NATO-Treffen - Rubio: Stationierung von Soldaten kein Druckmittel


US-Außenminister Rubio hat der Auffassung widersprochen, seine Regierung setze die Stationierung von Truppen als Druckmittel gegenüber den NATO-Verbündeten ein. Rubio sagte bei einem Treffen der Außenminister des Militärbündnisses im schwedischen Helsingborg, man prüfe ständig, wo Truppen stationiert werden.

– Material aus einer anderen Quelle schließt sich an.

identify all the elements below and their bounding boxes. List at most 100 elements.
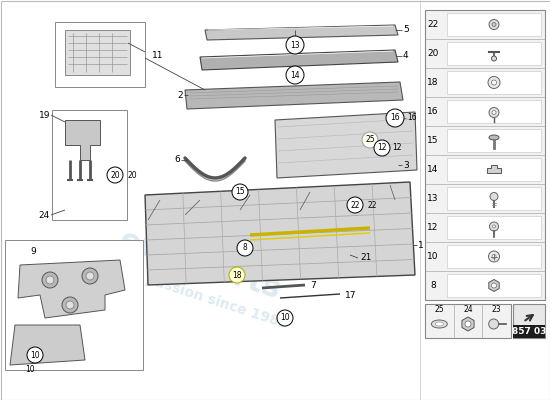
Text: 22: 22: [367, 200, 377, 210]
Bar: [5, 240, 143, 370]
Polygon shape: [462, 317, 474, 331]
Text: 16: 16: [407, 114, 417, 122]
Circle shape: [62, 297, 78, 313]
Bar: [52, 110, 127, 220]
Text: 12: 12: [427, 223, 439, 232]
Text: 6: 6: [174, 156, 180, 164]
Circle shape: [488, 319, 499, 329]
Polygon shape: [185, 82, 403, 109]
Circle shape: [490, 192, 498, 200]
Circle shape: [489, 108, 499, 118]
Circle shape: [347, 197, 363, 213]
Circle shape: [492, 254, 496, 258]
Text: 14: 14: [427, 165, 439, 174]
Circle shape: [42, 272, 58, 288]
Circle shape: [492, 283, 497, 288]
Text: 857 03: 857 03: [512, 327, 546, 336]
Text: 3: 3: [403, 160, 409, 170]
Text: 10: 10: [25, 366, 35, 374]
Bar: [425, 304, 511, 338]
Circle shape: [374, 140, 390, 156]
Text: 9: 9: [30, 248, 36, 256]
Circle shape: [277, 310, 293, 326]
Text: 11: 11: [152, 50, 163, 60]
Bar: [447, 71, 541, 94]
Text: a passion since 1985: a passion since 1985: [130, 268, 290, 332]
Circle shape: [490, 222, 498, 231]
Text: 22: 22: [350, 200, 360, 210]
Polygon shape: [275, 112, 417, 178]
Circle shape: [286, 36, 304, 54]
Bar: [447, 100, 541, 123]
Bar: [55, 22, 145, 87]
Circle shape: [492, 80, 497, 85]
Text: 13: 13: [290, 40, 300, 50]
Text: 23: 23: [492, 304, 502, 314]
Text: 25: 25: [365, 136, 375, 144]
Text: 18: 18: [232, 270, 242, 280]
Circle shape: [489, 20, 499, 30]
Text: 4: 4: [403, 52, 409, 60]
Circle shape: [237, 240, 253, 256]
Bar: [513, 325, 545, 338]
Circle shape: [492, 110, 496, 114]
Text: 16: 16: [427, 107, 439, 116]
Circle shape: [492, 56, 497, 61]
Text: 10: 10: [280, 314, 290, 322]
Text: 19: 19: [39, 110, 50, 120]
Text: 10: 10: [30, 350, 40, 360]
FancyBboxPatch shape: [513, 304, 545, 338]
Polygon shape: [18, 260, 125, 318]
Bar: [447, 13, 541, 36]
Text: 2: 2: [177, 90, 183, 100]
Text: 20: 20: [110, 170, 120, 180]
Polygon shape: [10, 325, 85, 365]
Circle shape: [492, 22, 496, 26]
Polygon shape: [489, 280, 499, 292]
Bar: [425, 10, 545, 300]
Circle shape: [232, 184, 248, 200]
Text: 10: 10: [427, 252, 439, 261]
Text: 7: 7: [310, 280, 316, 290]
Polygon shape: [145, 182, 415, 285]
Ellipse shape: [489, 135, 499, 140]
Bar: [447, 187, 541, 210]
Text: 5: 5: [403, 26, 409, 34]
Polygon shape: [205, 25, 398, 40]
Text: 1: 1: [418, 240, 424, 250]
Circle shape: [86, 272, 94, 280]
Text: 8: 8: [430, 281, 436, 290]
Ellipse shape: [431, 320, 447, 328]
Text: 16: 16: [390, 114, 400, 122]
Bar: [447, 129, 541, 152]
Bar: [65, 30, 130, 75]
Text: 15: 15: [235, 188, 245, 196]
Bar: [447, 245, 541, 268]
Text: 14: 14: [290, 70, 300, 80]
Circle shape: [46, 276, 54, 284]
Text: 25: 25: [434, 304, 444, 314]
Circle shape: [107, 167, 123, 183]
Circle shape: [286, 66, 304, 84]
Text: 8: 8: [243, 244, 248, 252]
Circle shape: [82, 268, 98, 284]
Text: 13: 13: [427, 194, 439, 203]
Circle shape: [465, 321, 471, 327]
Text: 20: 20: [128, 170, 138, 180]
Bar: [447, 274, 541, 297]
Bar: [447, 216, 541, 239]
Text: 17: 17: [345, 290, 356, 300]
Text: 22: 22: [427, 20, 439, 29]
Bar: [447, 42, 541, 65]
Circle shape: [492, 225, 496, 228]
Text: 18: 18: [427, 78, 439, 87]
Text: europarts: europarts: [116, 225, 284, 305]
Circle shape: [27, 347, 43, 363]
Circle shape: [488, 76, 500, 88]
Text: 20: 20: [427, 49, 439, 58]
Text: 15: 15: [427, 136, 439, 145]
Circle shape: [362, 132, 378, 148]
Polygon shape: [487, 164, 501, 172]
Text: 24: 24: [39, 210, 50, 220]
Ellipse shape: [436, 322, 443, 326]
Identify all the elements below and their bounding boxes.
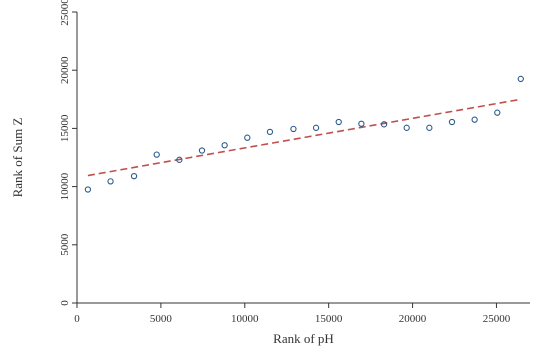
- x-tick-label: 0: [74, 313, 80, 325]
- data-point: [312, 124, 320, 131]
- data-point: [517, 75, 524, 83]
- data-point: [380, 121, 388, 128]
- data-point: [176, 156, 183, 163]
- x-tick-label: 5000: [150, 313, 173, 325]
- data-point: [426, 124, 433, 131]
- data-point: [494, 109, 501, 116]
- data-point: [471, 116, 478, 123]
- y-tick-label: 20000: [59, 56, 71, 84]
- data-point: [335, 118, 342, 126]
- data-point: [244, 134, 251, 141]
- data-point: [448, 118, 456, 126]
- axes: 0 5000 10000 15000 20000 25000 0 5000 10000 15000…: [59, 0, 530, 325]
- data-point: [358, 120, 365, 127]
- data-point: [84, 186, 92, 193]
- x-axis-title: Rank of pH: [273, 331, 334, 346]
- data-point: [130, 172, 138, 180]
- x-tick-label: 20000: [399, 313, 427, 325]
- fit-line-layer: [87, 98, 521, 177]
- data-point: [403, 124, 410, 131]
- data-point: [198, 147, 206, 154]
- points-layer: [84, 75, 524, 193]
- y-axis-title: Rank of Sum Z: [10, 118, 25, 198]
- data-point: [153, 151, 160, 158]
- y-tick-label: 15000: [59, 114, 71, 142]
- data-point: [266, 128, 274, 136]
- x-tick-label: 25000: [483, 313, 511, 325]
- data-point: [221, 142, 228, 149]
- x-tick-label: 15000: [315, 313, 343, 325]
- y-tick-label: 10000: [59, 172, 71, 200]
- data-point: [290, 125, 297, 133]
- fit-line: [87, 98, 521, 177]
- y-tick-label: 0: [59, 300, 71, 306]
- data-point: [107, 178, 114, 185]
- y-tick-label: 25000: [59, 0, 71, 26]
- x-tick-label: 10000: [231, 313, 259, 325]
- y-tick-label: 5000: [59, 233, 71, 256]
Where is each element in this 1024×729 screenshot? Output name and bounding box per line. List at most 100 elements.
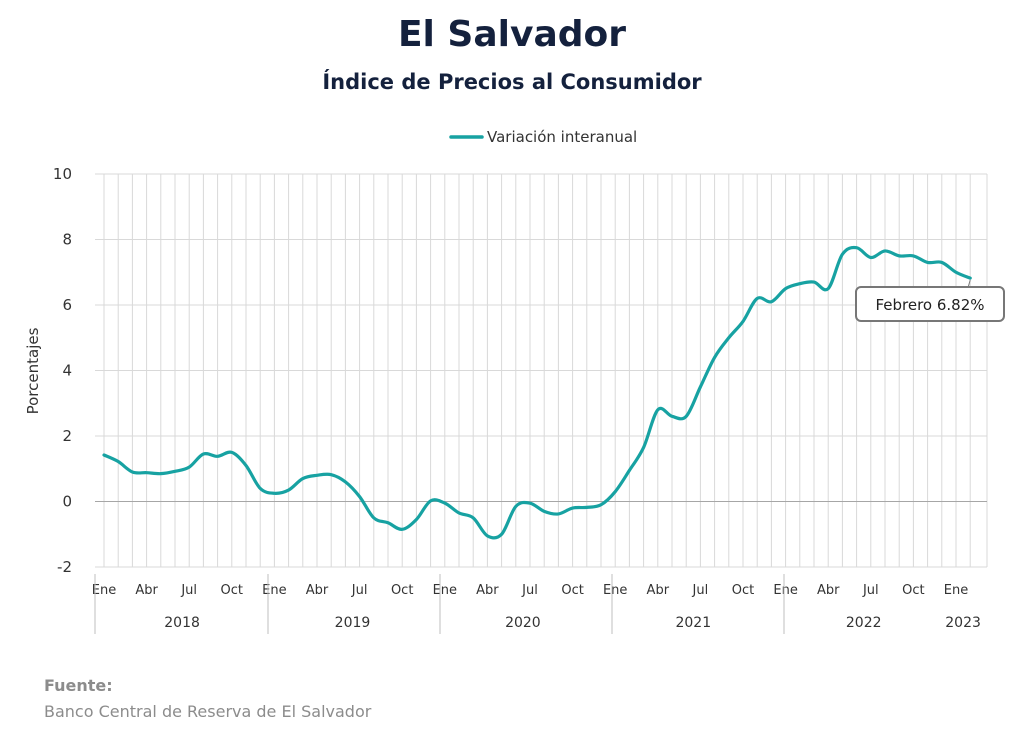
x-tick-label: Abr [476,583,499,598]
horizontal-gridlines [95,173,987,568]
y-axis-ticks: -2 0 2 4 6 8 10 [53,165,72,576]
x-tick-label: Ene [433,583,457,598]
data-point [855,246,857,248]
series-line-variacion-interanual [102,245,972,540]
annotation-label: Febrero 6.82% [875,296,984,314]
y-tick-label: -2 [57,558,72,576]
data-point [259,487,261,489]
data-point [784,287,786,289]
data-point [188,466,190,468]
y-tick-label: 10 [53,165,72,183]
x-tick-label: Oct [902,583,924,598]
x-tick-label: Abr [647,583,670,598]
x-tick-label: Oct [391,583,413,598]
x-tick-label: Oct [561,583,583,598]
chart-subtitle: Índice de Precios al Consumidor [322,70,702,94]
x-tick-label: Ene [773,583,797,598]
data-point [387,522,389,524]
data-point [486,535,488,537]
annotation-box [855,286,1005,322]
data-point [728,337,730,339]
x-tick-label: Jul [692,583,709,598]
data-point [713,356,715,358]
data-point [827,287,829,289]
x-tick-label: Abr [306,583,329,598]
x-tick-label: Ene [262,583,286,598]
data-point [571,507,573,509]
year-label: 2020 [505,615,541,631]
year-labels: 2018 2019 2020 2021 2022 2023 [94,574,981,634]
data-point [742,320,744,322]
data-point [912,255,914,257]
data-point [500,533,502,535]
data-point [373,517,375,519]
y-tick-label: 6 [62,296,72,314]
series-points [103,246,972,537]
data-point [969,277,971,279]
data-point [799,283,801,285]
data-point [543,510,545,512]
data-point [586,506,588,508]
data-point [458,512,460,514]
data-point [642,446,644,448]
year-label: 2022 [846,615,882,631]
x-tick-label: Abr [135,583,158,598]
data-point [813,281,815,283]
year-label: 2019 [335,615,371,631]
data-point [472,517,474,519]
data-point [231,451,233,453]
legend-label: Variación interanual [487,128,637,146]
year-label: 2023 [945,615,981,631]
data-point [174,470,176,472]
x-tick-label: Oct [221,583,243,598]
data-point [117,460,119,462]
data-point [344,481,346,483]
annotation-leader [967,280,971,288]
y-tick-label: 8 [62,231,72,249]
data-point [770,301,772,303]
x-tick-label: Jul [180,583,197,598]
data-point [444,502,446,504]
data-point [160,472,162,474]
data-point [131,471,133,473]
data-point [145,471,147,473]
data-point [515,505,517,507]
data-point [756,297,758,299]
data-point [401,528,403,530]
data-point [415,518,417,520]
legend: Variación interanual [449,128,637,146]
data-point [699,386,701,388]
x-tick-label: Oct [732,583,754,598]
data-point [870,256,872,258]
data-point [316,474,318,476]
x-tick-label: Jul [351,583,368,598]
data-point [628,469,630,471]
source-label: Fuente: [44,676,113,695]
data-point [103,454,105,456]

NATO-Treffen - Rubio: Stationierung von Soldaten kein Druckmittel
Es gehe dabei nicht um Bestrafung. US-Präsident Trump hatte nach kritischen Worten von Bundeskanzler Merz zum Iran-Krieg den Abzug von 5.000 Soldaten aus Deutschland angeordnet. Trump drohte auch Italien und Spanien mit einem Truppenabzug, weil beide Länder dem US-Militär verboten hatten, Stützpunkte für Angriffe im Iran zu nutzen. Bundesaußenminister Wadephul sagte, es sei klar gewesen, dass Washington Einheiten verlegen ⁠werde. Er begrüßte ‌die Entscheidung von US-Präsident Trump, 5.000 Soldaten in Polen zu stationieren. Unklar ist, ob es sich dabei um eine Verlegung von in Deutschland stationierten Soldaten handelt. Mit Blick auf eine Lastenteilung im Bündnis sagte Wadephul, dass die Bundesregierung in diesem Jahr vier Prozent des Bruttoinlandsprodukts für Verteidigung und Sicherheit ausgeben wird und sich auf die Marke von fünf Prozent zubewege.
Diese Nachricht wurde am 22.05.2026 im Programm Deutschlandfunk gesendet.